It is often said that wise people should never let a crisis pass them by. At least they should come out wiser by taking lessons that will change their lives.
The years I have followed politics closely, it is notable that many people look at politicians as well intentioned noble men and women who are at times tempted by the devil to be greedy and wayward. It is in times like this that we get
a clearer picture by learning new things and unlearning old ones.
The Greek word ‘plutocracy’ or ‘plutarchy’ is a society that is ruled or controlled by people of great wealth or income.
Now great wealth or income may either be inherited, earned or stolen from other people. It may also be ‘attained’ by denying it to other people to keep them under the shackles of poverty. This keeps them in constant need and creates a power relation where a few people with money have all the power to determine the destiny of the majority.
In this arrangement, you have no distinction between a politician allied to the ruling party and one in the Opposition. They are all the same. They go into politics to look for money at the expense of those they lead. Or claim to lead. That is why they will spend an arm and a leg to get in and give the other arm and a leg to stay in there.
Ask yourself why this sort of money is not used to equip the empty health centres across the country. Why must it be given to men and women to stand high above the others and patronise them with handouts of their own money?
In this arrangement, the politicians with the ruling party are more honest in their behaviour.
They do not pretend because they are clearly for the system that upholds the plutocracy.
They shout no change and use the power of numbers plus the NRM caucus to extend the power and reach of the ruling government with all sorts of laws and pronouncements.
The Opposition serves the same purpose but in a more subtle way. They will speak out against the excesses of the regime and pretend to fight for those who oppose it. Then like Nicodemus in the Bible, they quietly collaborate with the rulers away from the prying eyes. For this, they get rewarded in heists like the one currently making people angry. The Opposition in Uganda is no different.
It is what you call a friendly Opposition in the set up. Their job is to give the impression that there is contention with what is taking place.
They draw lessons from the groups of thieves downtown. It goes like this one member of a huge team robs a purse from a helpless woman. She raises an alarm and they all come out pretending to give chase. She relaxes and hopes for the best. The whole group disappears and share the loot in safety.

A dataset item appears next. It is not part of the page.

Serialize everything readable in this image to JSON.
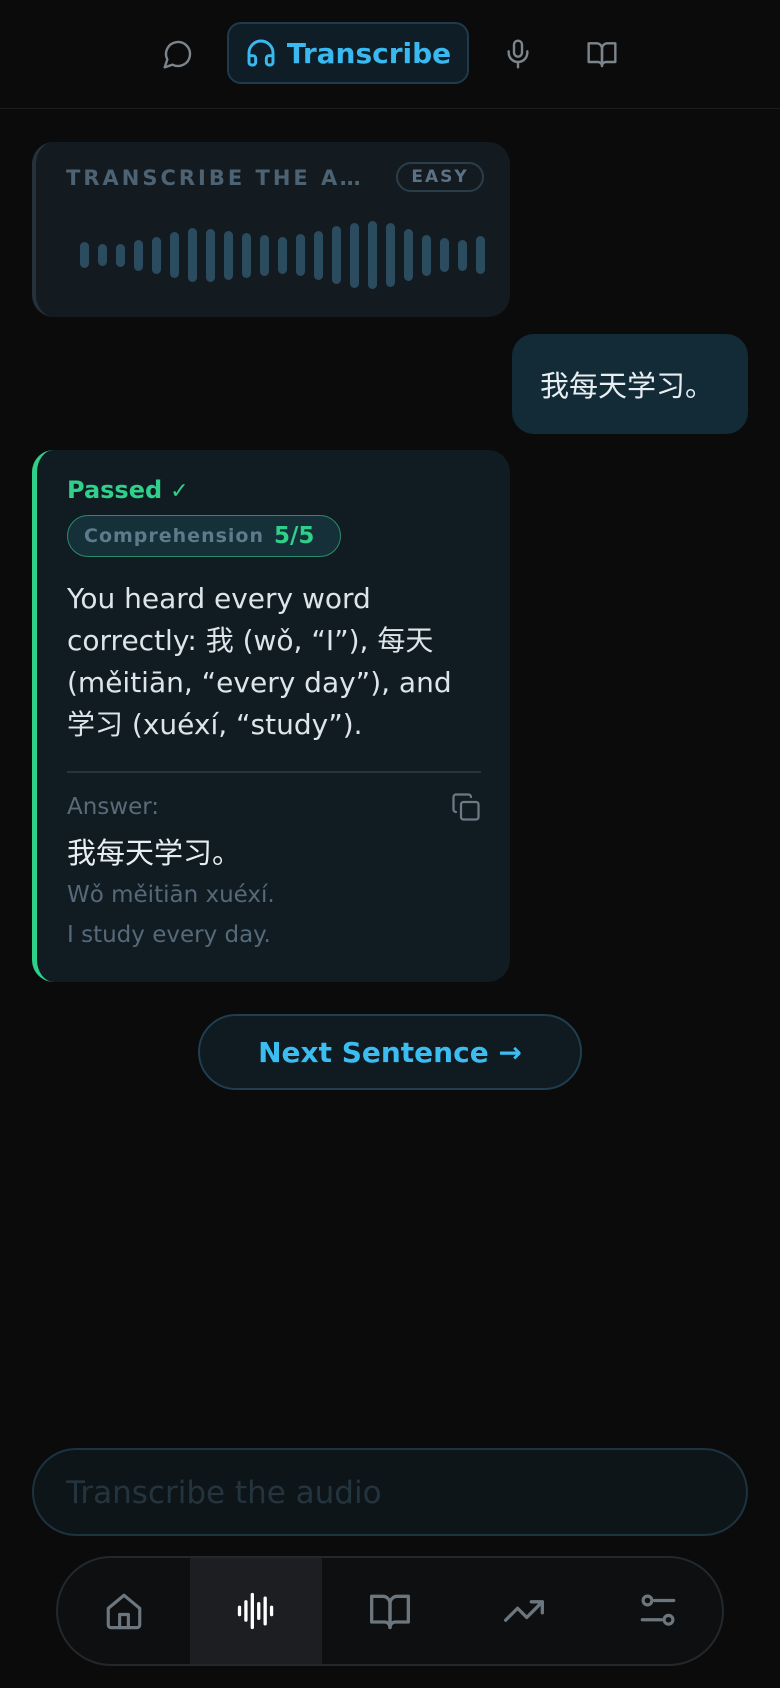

In this case, the man who would go out on the streets to oppose an autocratic arrangement is somewhat disarmed, pacified and appeased that there are ‘powerful opposition figures’ fighting for the people.
For this role, there is a reward that comes in the form of money and other trappings. All members of parliament earn good money on foreign trips as per diem for bench marking and all sorts of ridiculous things claiming that they do this on ‘behalf of the people’ they represent.
Many people never get to know this side of things because we have been told from childhood that democracy is the rule of the people, by the people for the people. The truth, however, is that it is more about a group of people getting together, using money to make themselves more money by hoodwinking them into believing that they are serving them. We are not dealing with the legendary mother goose who is fends for its young ones.
It is one group of people who have come into politics to make money.
You will sleep better and make good decisions if you keep that at the back of your mind.
Still on the 10 billion shillings. Being angry with the MPs reminds me of the scenes in Kampala when a pick pocket is running with his snatch. When people are about to catch them, they will toss some money in the air.
This diverts the attention of those in hot pursuit, divides them with many taking their eyes off the ball.
Many know that parliament passed the 10 billion, but do not know that it was only a fraction of big money that was approved. Not many will ever get to know where it went and for what purpose.
Never underestimate the wisdom of the street.